Она очень тихо произнесла последние слова. Ни тени театральности не было в ее голосе. Андрей Петрович встал и прошелся в глубокой задумчивости.

– Соня, – сказал он вдруг, останавливаясь перед нею. – Соня, милая! Я человек не жизненный, сухой, может быть… Но чую правду боли вашей и ничего не хочу так, как помочь вам. Соня, надо уметь прощать себе. Простите себе все. Тогда смирение придет. Жизнь одно, а мы другое. Если сознательно жить, нельзя жить в счастии, а только в смирении. Такие, как вот Карышев, они одно с жизнью, им не нужно смиряться. А нам выбора нет. Либо смириться, либо умереть. Вы себе и слабость простите, и то, что вы "одна" не можете, и то, что вы – женщина… Простите и примите. Тогда я вам смогу помочь, и легка будет эта помощь… Да, Соня, бедная моя?

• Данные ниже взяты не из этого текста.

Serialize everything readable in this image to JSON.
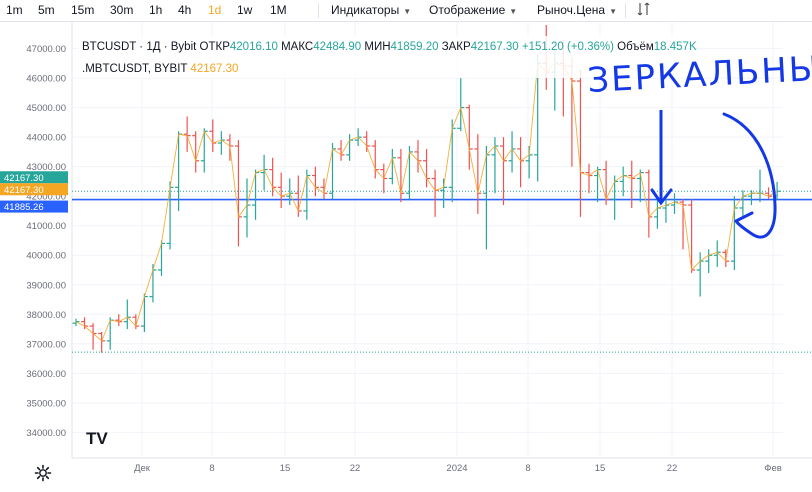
{
  "toolbar": {
    "timeframes": [
      "1m",
      "5m",
      "15m",
      "30m",
      "1h",
      "4h",
      "1d",
      "1w",
      "1M"
    ],
    "active_timeframe": "1d",
    "menus": [
      "Индикаторы",
      "Отображение",
      "Рыноч.Цена"
    ]
  },
  "legend": {
    "symbol": "BTCUSDT",
    "interval": "1Д",
    "exchange": "Bybit",
    "open_label": "ОТКР",
    "open": "42016.10",
    "high_label": "МАКС",
    "high": "42484.90",
    "low_label": "МИН",
    "low": "41859.20",
    "close_label": "ЗАКР",
    "close": "42167.30",
    "change": "+151.20 (+0.36%)",
    "volume_label": "Объём",
    "volume": "18.457K",
    "symbol2": ".MBTCUSDT, BYBIT",
    "value2": "42167.30"
  },
  "price_tags": {
    "last": "42167.30",
    "line": "42167.30",
    "level": "41885.26"
  },
  "annotation_text": "ЗЕРКАЛЬНЫЙ",
  "logo_text": "TV",
  "colors": {
    "up": "#26a69a",
    "down": "#ef5350",
    "line": "#f5a623",
    "level": "#2962ff",
    "annotation": "#1438e6",
    "dotted_green": "#26a69a"
  },
  "chart_data": {
    "type": "ohlc",
    "y_ticks": [
      "47000.00",
      "46000.00",
      "45000.00",
      "44000.00",
      "43000.00",
      "42000.00",
      "41000.00",
      "40000.00",
      "39000.00",
      "38000.00",
      "37000.00",
      "36000.00",
      "35000.00",
      "34000.00"
    ],
    "x_ticks": [
      "Дек",
      "8",
      "15",
      "22",
      "2024",
      "8",
      "15",
      "22",
      "Фев"
    ],
    "ylim": [
      33200,
      47900
    ],
    "horizontal_level": 41885.26,
    "last_price": 42167.3,
    "dotted_lower": 36720,
    "candles": [
      {
        "o": 37700,
        "h": 37850,
        "l": 37600,
        "c": 37750
      },
      {
        "o": 37750,
        "h": 37900,
        "l": 37500,
        "c": 37600
      },
      {
        "o": 37600,
        "h": 37700,
        "l": 36800,
        "c": 37350
      },
      {
        "o": 37350,
        "h": 37400,
        "l": 36700,
        "c": 37100
      },
      {
        "o": 37100,
        "h": 37900,
        "l": 36800,
        "c": 37800
      },
      {
        "o": 37800,
        "h": 38000,
        "l": 37600,
        "c": 37750
      },
      {
        "o": 37750,
        "h": 38500,
        "l": 37500,
        "c": 37900
      },
      {
        "o": 37900,
        "h": 38000,
        "l": 37500,
        "c": 37600
      },
      {
        "o": 37600,
        "h": 38700,
        "l": 37400,
        "c": 38600
      },
      {
        "o": 38600,
        "h": 39700,
        "l": 38400,
        "c": 39500
      },
      {
        "o": 39500,
        "h": 40500,
        "l": 39300,
        "c": 40400
      },
      {
        "o": 40400,
        "h": 42500,
        "l": 40200,
        "c": 42300
      },
      {
        "o": 42300,
        "h": 44200,
        "l": 41500,
        "c": 44100
      },
      {
        "o": 44100,
        "h": 44700,
        "l": 43500,
        "c": 44050
      },
      {
        "o": 44050,
        "h": 44200,
        "l": 42800,
        "c": 43200
      },
      {
        "o": 43200,
        "h": 44300,
        "l": 42800,
        "c": 44200
      },
      {
        "o": 44200,
        "h": 44600,
        "l": 43500,
        "c": 43800
      },
      {
        "o": 43800,
        "h": 44200,
        "l": 43400,
        "c": 43900
      },
      {
        "o": 43900,
        "h": 44100,
        "l": 43200,
        "c": 43700
      },
      {
        "o": 43700,
        "h": 43900,
        "l": 40300,
        "c": 41300
      },
      {
        "o": 41300,
        "h": 42600,
        "l": 40600,
        "c": 41700
      },
      {
        "o": 41700,
        "h": 42900,
        "l": 41200,
        "c": 42800
      },
      {
        "o": 42800,
        "h": 43400,
        "l": 42200,
        "c": 42900
      },
      {
        "o": 42900,
        "h": 43300,
        "l": 42000,
        "c": 42300
      },
      {
        "o": 42300,
        "h": 42800,
        "l": 41600,
        "c": 42000
      },
      {
        "o": 42000,
        "h": 42600,
        "l": 41700,
        "c": 42100
      },
      {
        "o": 42100,
        "h": 42700,
        "l": 41300,
        "c": 41500
      },
      {
        "o": 41500,
        "h": 42900,
        "l": 41200,
        "c": 42700
      },
      {
        "o": 42700,
        "h": 43000,
        "l": 42000,
        "c": 42300
      },
      {
        "o": 42300,
        "h": 42600,
        "l": 41900,
        "c": 42100
      },
      {
        "o": 42100,
        "h": 43800,
        "l": 41900,
        "c": 43600
      },
      {
        "o": 43600,
        "h": 43900,
        "l": 43200,
        "c": 43400
      },
      {
        "o": 43400,
        "h": 44100,
        "l": 43200,
        "c": 43900
      },
      {
        "o": 43900,
        "h": 44300,
        "l": 43700,
        "c": 44000
      },
      {
        "o": 44000,
        "h": 44200,
        "l": 43500,
        "c": 43700
      },
      {
        "o": 43700,
        "h": 43900,
        "l": 42600,
        "c": 42900
      },
      {
        "o": 42900,
        "h": 43100,
        "l": 42100,
        "c": 42600
      },
      {
        "o": 42600,
        "h": 43600,
        "l": 42400,
        "c": 43300
      },
      {
        "o": 43300,
        "h": 43600,
        "l": 41800,
        "c": 42100
      },
      {
        "o": 42100,
        "h": 43700,
        "l": 41900,
        "c": 43500
      },
      {
        "o": 43500,
        "h": 43900,
        "l": 42800,
        "c": 43200
      },
      {
        "o": 43200,
        "h": 43600,
        "l": 42300,
        "c": 42600
      },
      {
        "o": 42600,
        "h": 42900,
        "l": 41300,
        "c": 42200
      },
      {
        "o": 42200,
        "h": 42600,
        "l": 41600,
        "c": 42300
      },
      {
        "o": 42300,
        "h": 44600,
        "l": 41800,
        "c": 44300
      },
      {
        "o": 44300,
        "h": 46000,
        "l": 44200,
        "c": 45000
      },
      {
        "o": 45000,
        "h": 45100,
        "l": 42900,
        "c": 43600
      },
      {
        "o": 43600,
        "h": 44100,
        "l": 41400,
        "c": 42100
      },
      {
        "o": 42100,
        "h": 43700,
        "l": 40200,
        "c": 43400
      },
      {
        "o": 43400,
        "h": 44000,
        "l": 42100,
        "c": 43700
      },
      {
        "o": 43700,
        "h": 44000,
        "l": 41700,
        "c": 43200
      },
      {
        "o": 43200,
        "h": 44200,
        "l": 42800,
        "c": 43600
      },
      {
        "o": 43600,
        "h": 44000,
        "l": 42300,
        "c": 43200
      },
      {
        "o": 43200,
        "h": 43700,
        "l": 42600,
        "c": 43400
      },
      {
        "o": 43400,
        "h": 46800,
        "l": 42500,
        "c": 46500
      },
      {
        "o": 46500,
        "h": 47800,
        "l": 45600,
        "c": 46200
      },
      {
        "o": 46200,
        "h": 47000,
        "l": 44900,
        "c": 46500
      },
      {
        "o": 46500,
        "h": 47300,
        "l": 44700,
        "c": 46400
      },
      {
        "o": 46400,
        "h": 46700,
        "l": 43000,
        "c": 45900
      },
      {
        "o": 45900,
        "h": 46300,
        "l": 41300,
        "c": 42800
      },
      {
        "o": 42800,
        "h": 43100,
        "l": 42100,
        "c": 42700
      },
      {
        "o": 42700,
        "h": 43000,
        "l": 41800,
        "c": 42900
      },
      {
        "o": 42900,
        "h": 43200,
        "l": 41700,
        "c": 41900
      },
      {
        "o": 41900,
        "h": 42700,
        "l": 41200,
        "c": 42500
      },
      {
        "o": 42500,
        "h": 43000,
        "l": 42000,
        "c": 42700
      },
      {
        "o": 42700,
        "h": 43200,
        "l": 41600,
        "c": 42600
      },
      {
        "o": 42600,
        "h": 42900,
        "l": 41800,
        "c": 42800
      },
      {
        "o": 42800,
        "h": 42900,
        "l": 40600,
        "c": 41300
      },
      {
        "o": 41300,
        "h": 41900,
        "l": 40900,
        "c": 41600
      },
      {
        "o": 41600,
        "h": 41900,
        "l": 41100,
        "c": 41700
      },
      {
        "o": 41700,
        "h": 42100,
        "l": 41400,
        "c": 41800
      },
      {
        "o": 41800,
        "h": 41900,
        "l": 40200,
        "c": 41700
      },
      {
        "o": 41700,
        "h": 41900,
        "l": 39400,
        "c": 39500
      },
      {
        "o": 39500,
        "h": 40100,
        "l": 38600,
        "c": 39800
      },
      {
        "o": 39800,
        "h": 40200,
        "l": 39400,
        "c": 40000
      },
      {
        "o": 40000,
        "h": 40500,
        "l": 39600,
        "c": 40100
      },
      {
        "o": 40100,
        "h": 40200,
        "l": 39600,
        "c": 39800
      },
      {
        "o": 39800,
        "h": 42000,
        "l": 39500,
        "c": 41600
      },
      {
        "o": 41600,
        "h": 42200,
        "l": 41300,
        "c": 42000
      },
      {
        "o": 42000,
        "h": 42200,
        "l": 41700,
        "c": 42100
      },
      {
        "o": 42100,
        "h": 42900,
        "l": 41800,
        "c": 42100
      },
      {
        "o": 42100,
        "h": 42300,
        "l": 41900,
        "c": 42000
      },
      {
        "o": 42016.1,
        "h": 42484.9,
        "l": 41859.2,
        "c": 42167.3
      }
    ]
  }
}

Он опять сел около нее. Мрак еще был прозрачен, и она видела его кудрявую, полуседую голову без шляпы, все его лицо и глаза, вдруг изменившиеся. В них было и сострадание, и серьезная твердость без тени обычного утомительного добродушия и рассеянности, когда он только скользил по лицам и предметам своими невнимательными взорами. Соня сразу, привычно и покорно, склонилась перед этим взглядом человека более сильного, чем она, и проговорила тихо:

– Помогите…

– Хотите ехать со мной? – бодро, почти весело проговорил Андрей Петрович. – Разве вы можете остаться тут, опять одна, без единой человеческой души, которая вас пожалеет? Бросьте пока – или не пока – мысли о сцене. Теперь вам не до того. Есть у вас талант, он скажется. А теперь вам нужна дружба, ласка, помощь и тишина. Я вам и дело там такое тихое найду. Только… я не жизненный, не практичный человек, Соня… Я чуть не с детства за книгами, во многих вещах я – ребенок… И… видите ли, не хотелось бы мне стеснять вас, связывать вас со мною, стариком… Я не влюблен в вас, вы знаете, жалко мне только очень… Но, может быть, почему-нибудь нельзя… нехорошо будет вам со мною… Ну, тогда можно обвенчаться, если вам таким образом спокойнее будет, лучше… Мне все равно, а как вам? Уж очень жалко мне вас, Сонечка, милая, хоть одному человеку хочется помочь до конца… Что ж вы молчите? Не верите мне?